PINETOP-LAKESIDE – Thanks to the generous gift of the Salter Foundation this year, as soon as the town of Pinetop-Lakeside receives a Quit Claim Deed on 107.88 acres for the developed footprint of Woodland Lake Park from the U.S. Forest Service, the town will officially own the park.
The park includes the path around the lake, the ramadas, the ballfields and the playground but not the water in the lake. The water is owned by the Show Low/Pinetop Woodland Irrigation Company who, through a license agreement with the town, allows the town to use the lake for recreational and wildlife purposes.
The irrigation company is a non-profit irrigation water company that was formed by early settlers around 1874. It is set up to deliver irrigation water to their customers through a series of water storage reservoirs, canals and dams of which the lake is a part. The town entered into a license agreement with the irrigation company in December 2018 in which they pay $3,000 a month for three years, “to use Woodland Lake for recreational and wildlife, including fishing, which includes the water stored in the portion of the lake that is under the high-water mark, the dam and the outlet works.”
An annual inspection is conducted each year by the Army Corp of Engineers to ensure the dams are operated and maintained properly. Once every five years a more detailed inspection is conducted and that is expected to occur in September, this year.
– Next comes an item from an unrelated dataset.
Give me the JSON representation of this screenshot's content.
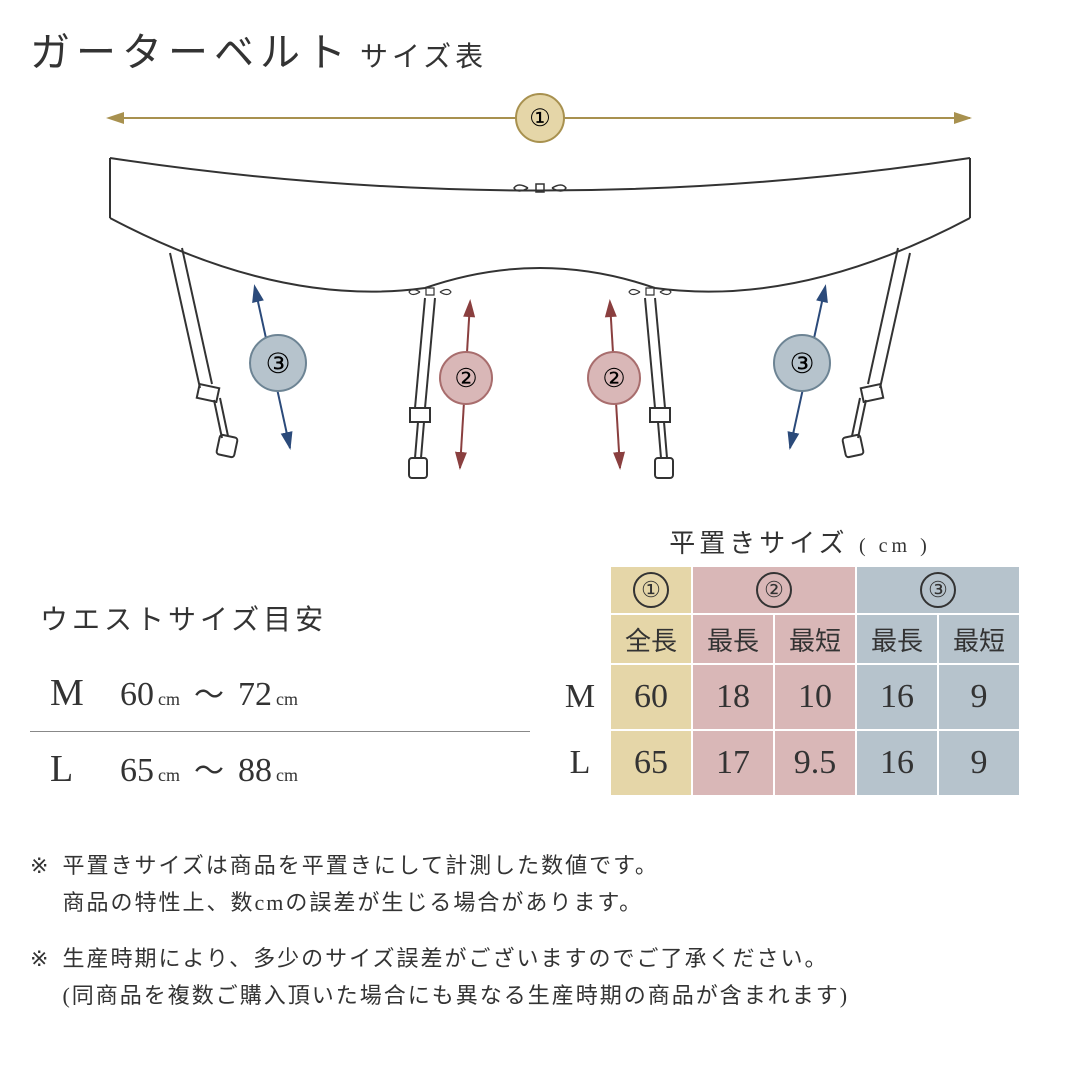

According to Pinetop-Lakeside’s July 30 “Talk of the Town,” the town newsletter, the head gate at Woodland Lake has been vandalized twice and though the irrigation company hired a local diver to assess the damage and repair it, it was not able to be be repaired. The irrigation company has been monitoring the water levels in the lake and will soon begin the needed repairs. In order to do so, and for the dam to be able to pass the September inspection, the lake will need to be completely drained.
Once the lake is drained, they will take advantage of that opportunity to deepen the lake for increased capacity. To do so, a permit must be issued by the Army Corp of Engineers. At that time, they will also remove cattails that are rapidly spreading.
According to the town’s Public Works Department, over the years they have coordinated with the irrigation company, Arizona Game and Fish and the Forest Service to remove cattails from the lake.
Cattails are common plants in lakes, ponds, and other wetland areas that can be a benefit to creating habitat for small fish, waterfowl and the bugs that they eat. Cattails are part of a healthy ecosystem in that they assist in slowing water flow and help trap sediment and silt. They can also be a detriment, affecting oxygen levels and decreasing the capacity for water storage. As seen at Woodland Lake, they grow rapidly and often block the shorelines and views.
Once this work is complete, the lake will be refilled by rainfall and snowmelt. The town said “it is possible for one good winter to completely refill the lake.”
With the lake being a major recreational spot for locals and summer visitors, the town is hopeful the work will be completed by the end of the summer.